Many people believe that "ultimately, there is justice when all is said and done [in this life]", even though we can easily come up with counterexamples. For instance, just take a stroll through a hospital. Talk to a five-year-old boy with a terminal illness. Talk to the family that has lost it all because their primary wage-earner has been killed by a drunk driver. Etc. Talk to the people who look at a cancer patient and try to figure out what the person did wrong in his life to end up that way (often, the person was perfectly innocent in many ways - but they desperately want to justify her condition, they desperately want to maintain the illusion of control over their lives). "Guilt is the stony heart of all cancers" is a line I came across while reading a very clever short story recently. I don't agree with it. It's not objective.

Many people want to believe that our bodies are well-designed, that they are the pinnacle of creation, that they should not be tampered with. If these assertions were true, we would not so easily die in car/airplane/etc. crashes. We are incredibly fragile.
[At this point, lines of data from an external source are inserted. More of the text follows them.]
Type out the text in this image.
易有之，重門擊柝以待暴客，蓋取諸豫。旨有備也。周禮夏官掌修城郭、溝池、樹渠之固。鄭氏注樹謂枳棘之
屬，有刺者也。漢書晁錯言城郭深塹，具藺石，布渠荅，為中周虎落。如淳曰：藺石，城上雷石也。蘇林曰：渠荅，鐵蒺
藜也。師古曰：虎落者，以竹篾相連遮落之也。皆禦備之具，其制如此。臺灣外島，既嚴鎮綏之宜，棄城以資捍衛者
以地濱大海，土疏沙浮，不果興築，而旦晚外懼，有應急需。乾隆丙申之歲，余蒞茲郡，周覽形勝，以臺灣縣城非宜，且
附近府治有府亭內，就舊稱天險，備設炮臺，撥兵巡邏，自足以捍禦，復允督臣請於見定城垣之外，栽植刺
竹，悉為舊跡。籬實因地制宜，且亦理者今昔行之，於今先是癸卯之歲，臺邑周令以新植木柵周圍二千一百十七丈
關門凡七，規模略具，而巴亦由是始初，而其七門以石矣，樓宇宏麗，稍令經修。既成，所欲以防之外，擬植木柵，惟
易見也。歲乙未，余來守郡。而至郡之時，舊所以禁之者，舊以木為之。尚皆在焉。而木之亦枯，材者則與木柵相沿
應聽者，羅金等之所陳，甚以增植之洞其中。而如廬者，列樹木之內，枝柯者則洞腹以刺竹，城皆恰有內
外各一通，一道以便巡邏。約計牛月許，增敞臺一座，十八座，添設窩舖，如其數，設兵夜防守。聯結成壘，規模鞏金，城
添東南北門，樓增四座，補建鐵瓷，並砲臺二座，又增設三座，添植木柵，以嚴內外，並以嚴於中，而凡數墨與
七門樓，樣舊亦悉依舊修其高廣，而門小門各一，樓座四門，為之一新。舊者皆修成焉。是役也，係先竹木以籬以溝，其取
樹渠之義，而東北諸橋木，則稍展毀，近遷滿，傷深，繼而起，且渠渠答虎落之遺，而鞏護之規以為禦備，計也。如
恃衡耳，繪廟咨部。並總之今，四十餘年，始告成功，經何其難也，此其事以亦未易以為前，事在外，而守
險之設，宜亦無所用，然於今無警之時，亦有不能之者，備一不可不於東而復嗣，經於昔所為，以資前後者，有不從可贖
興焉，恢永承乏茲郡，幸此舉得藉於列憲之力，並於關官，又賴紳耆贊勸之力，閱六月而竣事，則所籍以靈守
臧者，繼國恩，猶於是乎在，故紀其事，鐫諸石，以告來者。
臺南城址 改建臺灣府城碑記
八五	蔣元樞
Most want to believe that Nature is wonderful, when in fact Nature is the ultimate killer, indiscriminately and insensibly destroying all life. It allows us to build ourselves up, some of us to extremely high levels of ability and wisdom and worth, only to be torn down to (literally) nothing. And new generations have to start anew. They have to make the same mistakes over and over again (instead of building upon our knowledge) so that they can gain perspective (you cannot impose perspective on those who lack it).

It seems a cold, harsh thing, to be totally objective. But it isn't. The seeming coldness is just another illusion, one imposed on a lower and less-consciously-controllable level. The only way to get rid of all the "veils" in front of your eyes is to train yourself to "see clearly," and zazen (Zen meditation) is one way to achieve this. (There are other ways, such as Sufism and various other Eastern disciplines. I know of no analogous methods in the West.) But the point is that training is required. You cannot will yourself into objectivity (especially in difficult circumstances).